Innocence of Memories
Orhan Pamuk beim Schreiben
In seinem Roman «Das Museum der Unschuld» erzählt der 1952 geborene türkische Nobelpreisträger Orhan Pamuk von einer leidenschaftlichen und unglücklichen Liebe im Istanbul der 1970er Jahre. Kemal Basmaci, ein Mann aus der Oberschicht, verfällt rettungslos der Liebe zur blutjungen, wunderschönen Füsun. Was als Affäre mit einer armen Verwandten begonnen hat, wächst zur Obsession. Die beiden lieben sich während eineinhalb Monaten in einer geheimen Absteige. Das hindert Kemal nicht, gleichzeitig die Beziehung mit seiner Verlobten Sibel zu pflegen, sie ebenfalls zu lieben und die Verlobungsfeier vorzubereiten. Dort taucht Füsun noch einmal auf, danach lässt sie sich nicht mehr blicken. Er besucht weiter das Apartment, um Gegenstände seiner Geliebten zu finden, zu liebkosen oder einfach zu «inhalieren». Seine Liebe nimmt noch groteskere Formen an, als er ein Jahr später Füsun, nun verheiratet mit dem Filmer Feridun, im Hause ihrer Eltern begegnet. Nun pilgert er mehrmals die Woche dorthin, isst da, schaut fern und bewundert aus den Augenwinkeln «seine» Füsun, ohne sie jemals wieder berühren zu dürfen. Im Rahmen seiner Besuche lässt Kemal stets etwas mitgehen, um es heimlich als «Objekt seiner Begierde» zu geniessen ...

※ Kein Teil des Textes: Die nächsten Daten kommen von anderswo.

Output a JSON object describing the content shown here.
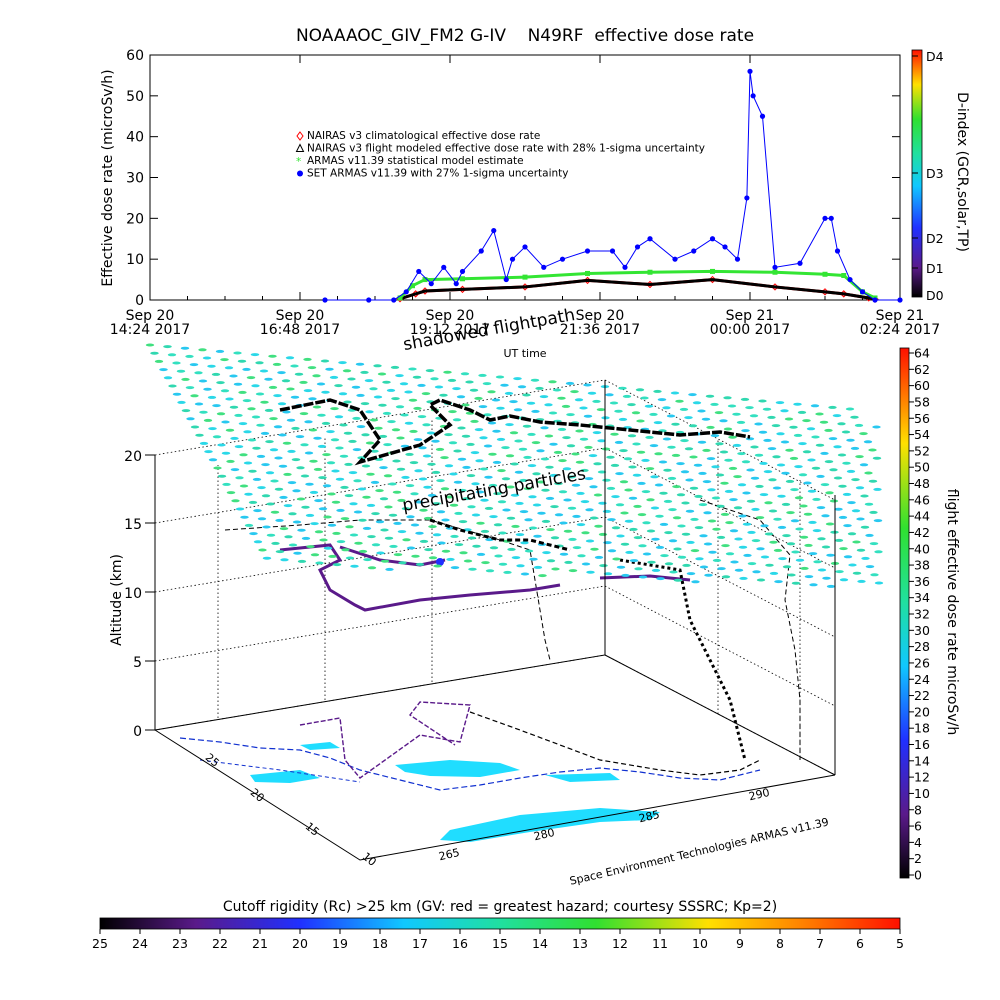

Fiktion wird real, Realität fiktiv
Dem englischen Filmregisseur Grant Gee, 1964 in Plymouth geboren, ist in Zusammenarbeit mit Orhan Pamuk mit «Innocence of Memories» ein mehrschichtiger, den Vorlagen adäquater, meisterhafter Filmessay gelungen: ein ästhetischer Genuss.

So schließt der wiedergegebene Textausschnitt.